AMPLIO RECHAZO INTERNACIONAL CUESTIONA NOBEL DE PAZ OTORGADO A MACHADO

diciembre 9, 2025

La decisión del Comité Noruego del Nobel de conceder el Premio Nobel de la Paz 2025 a María Corina Machado ha generado un rechazo amplio y contundente de diversos colectivos y organizaciones internacionales. Voceros del Movimiento por la Paz Noruego denunciaron desde Oslo que esta elección contradice los principios fundacionales del galardón y que su entrega a la política venezolana representa un uso indebido del premio y de los recursos destinados para fomentar la paz.

Durante una conferencia en la capital noruega, representantes del movimiento aseguraron que Alfred Nobel ideó el galardón para reconocer esfuerzos concretos por la desmilitarización, la resolución pacífica de conflictos y la cooperación internacional. “Premiar a Machado ignora los pilares esenciales del Nobel y confunde la lucha política con la verdadera construcción de paz”, indicaron. Según los críticos, la interpretación actual de la paz por parte del Comité Noruego permite premiar actividades que solo simulan contribuir a la paz, sin abordar las raíces del conflicto.

El director del Comité justificó la elección destacando el papel de Machado en unir a la oposición venezolana contra el gobierno de Nicolás Maduro, considerándolo un trabajo de relevancia internacional. Sin embargo, para el Movimiento por la Paz Noruego, esta lectura distorsiona el espíritu del premio, ya que no reconoce la construcción de paz duradera, sino que recompensa acciones que intensifican la confrontación política y el riesgo de intervenciones externas.

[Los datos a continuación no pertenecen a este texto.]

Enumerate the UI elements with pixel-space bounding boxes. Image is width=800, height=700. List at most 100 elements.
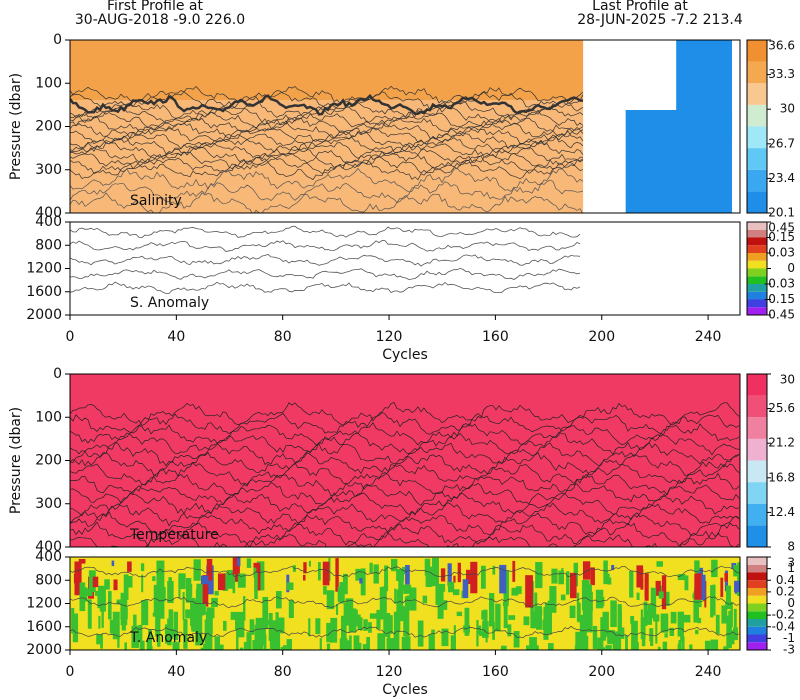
field xyxy=(358,642,362,650)
field xyxy=(670,611,677,624)
field xyxy=(677,574,686,581)
x-tick-label: 80 xyxy=(274,329,292,345)
field xyxy=(636,565,644,588)
field xyxy=(551,568,558,584)
field xyxy=(206,558,213,581)
field xyxy=(448,581,455,593)
field xyxy=(712,584,716,616)
colorbar-swatch xyxy=(747,191,767,213)
colorbar-label: 3 xyxy=(787,556,795,570)
field xyxy=(263,635,267,650)
contour xyxy=(70,140,584,161)
field xyxy=(376,609,381,630)
field xyxy=(260,619,266,646)
contour xyxy=(70,154,584,175)
x-tick-label: 160 xyxy=(482,329,509,345)
field xyxy=(86,588,93,596)
field xyxy=(617,604,622,628)
field xyxy=(542,619,546,630)
field xyxy=(178,576,181,599)
contour xyxy=(70,422,740,446)
contour xyxy=(70,521,740,547)
x-axis-label: Cycles xyxy=(382,682,428,698)
first-profile-label: First Profile at xyxy=(107,0,203,14)
colorbar-label: -0.4 xyxy=(772,619,795,633)
field xyxy=(71,608,75,634)
field xyxy=(153,584,162,613)
field xyxy=(650,587,657,619)
field xyxy=(124,642,127,650)
colorbar-swatch xyxy=(747,588,767,596)
colorbar-label: 30 xyxy=(780,373,795,387)
field xyxy=(676,40,733,140)
colorbar-swatch xyxy=(747,253,767,261)
field xyxy=(286,582,294,590)
colorbar-label: -1 xyxy=(783,631,795,645)
field xyxy=(405,565,410,585)
field xyxy=(202,574,209,604)
x-tick-label: 80 xyxy=(274,664,292,680)
y-tick-label: 1200 xyxy=(26,596,62,612)
field xyxy=(167,580,174,604)
panel-field xyxy=(70,557,740,650)
field xyxy=(417,620,424,647)
field xyxy=(507,624,512,637)
field xyxy=(693,591,700,623)
field xyxy=(590,567,595,586)
field xyxy=(701,574,706,601)
field xyxy=(558,570,564,585)
field xyxy=(515,586,522,594)
field xyxy=(254,568,258,600)
field xyxy=(288,600,294,619)
colorbar-swatch xyxy=(747,291,767,300)
field xyxy=(326,590,335,610)
colorbar-swatch xyxy=(747,438,767,461)
x-tick-label: 40 xyxy=(167,664,185,680)
field xyxy=(492,565,496,575)
field xyxy=(243,641,247,650)
field xyxy=(337,586,340,603)
field xyxy=(480,565,486,589)
field xyxy=(394,588,397,604)
field xyxy=(246,632,252,650)
field xyxy=(643,601,648,627)
field xyxy=(684,575,689,591)
field xyxy=(398,576,404,590)
field xyxy=(117,632,120,648)
field xyxy=(203,643,209,650)
y-axis-label: Pressure (dbar) xyxy=(8,407,24,514)
field xyxy=(711,559,718,578)
field xyxy=(116,599,123,605)
field xyxy=(405,636,411,650)
field xyxy=(535,561,543,589)
field xyxy=(569,605,576,619)
field xyxy=(657,646,661,650)
field xyxy=(369,613,377,619)
field xyxy=(443,600,448,610)
field xyxy=(631,642,639,650)
field xyxy=(211,597,218,608)
field xyxy=(160,586,166,602)
colorbar-swatch xyxy=(747,237,767,246)
field xyxy=(586,603,593,633)
field xyxy=(350,617,356,630)
field xyxy=(441,628,449,647)
contour xyxy=(70,240,581,252)
field xyxy=(456,611,463,617)
field xyxy=(600,617,607,641)
field xyxy=(141,574,144,593)
field xyxy=(660,613,669,633)
panel-field xyxy=(70,40,733,213)
field xyxy=(611,564,615,571)
field xyxy=(101,594,104,628)
field xyxy=(359,578,363,584)
field xyxy=(360,568,366,596)
field xyxy=(396,589,404,622)
field xyxy=(139,640,145,650)
colorbar-swatch xyxy=(747,229,767,238)
x-tick-label: 160 xyxy=(482,664,509,680)
field xyxy=(529,637,537,650)
colorbar-swatch xyxy=(747,482,767,504)
field xyxy=(733,608,737,636)
colorbar-label: 0.15 xyxy=(768,230,795,244)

A estas críticas se sumó la Red de Intelectuales y Artistas en Defensa de la Humanidad (RedH), que envió una carta al Comité del Nobel describiendo la decisión como “una noticia desagradable” y denunciando que Machado ha promovido políticas que han debilitado la soberanía de Venezuela. Según la organización, la política venezolana ha respaldado sanciones internacionales que afectan directamente a su población, ha apoyado la entrega de recursos estratégicos a potencias extranjeras y ha fomentado la desestabilización del país, lo que contraviene el objetivo del premio de promover la paz efectiva y la justicia internacional.

La misiva de la RedH también alertó sobre la creciente militarización del Caribe, donde la presencia de portaaviones, buques de guerra, aviones de combate y miles de soldados estadounidenses representa una amenaza directa a la seguridad regional. Diversos gobiernos latinoamericanos y la CELAC han reconocido esta situación, subrayando la contradicción de otorgar un premio de paz en medio de un contexto de tensión militar y geopolítica.

Analistas internacionales han coincidido en que la elección de Machado vulnera los estatutos del Comité Noruego del Nobel y los valores fundacionales de Alfred Nobel. Señalan que sus acciones, su cercanía política con líderes como Donald Trump y Benjamin Netanyahu y su respaldo a conflictos armados convierten la entrega del premio en un acto de cuestionable legitimidad, que podría interpretarse como un respaldo a políticas de intervención y no a la paz genuina.

La RedH recordó la declaración de 2014 de la CELAC, que proclamó América Latina y el Caribe como zona de paz, y advirtió que el premio, lejos de reforzar ese compromiso, corre el riesgo de transformarse en un instrumento que legitima intervenciones y acciones militares en la región. “El Nobel de Paz, bajo esta decisión, se convierte en un Caballo de Troya del siglo XXI, manchado por políticas de agresión y desestabilización”, señalaron.

Los colectivos críticos enfatizan que la paz auténtica no puede separarse de la autodeterminación y la soberanía de los pueblos. Subrayan que la ceremonia prevista para el 10 de diciembre no podrá reivindicar los valores originales del premio mientras se mantenga el reconocimiento a Machado, cuya trayectoria política ha favorecido sanciones, intervención externa y conflictos que afectan directamente a la población venezolana y regional.

La reacción internacional evidencia un amplio debate sobre la independencia del comité, los criterios de selección y la coherencia del premio con los ideales fundacionales de Nobel. Tanto el Movimiento por la Paz Noruego como la RedH coinciden en que esta decisión marca un precedente preocupante, afectando la credibilidad del galardón y cuestionando su capacidad para reconocer esfuerzos genuinos por la paz, la justicia y la cooperación internacional.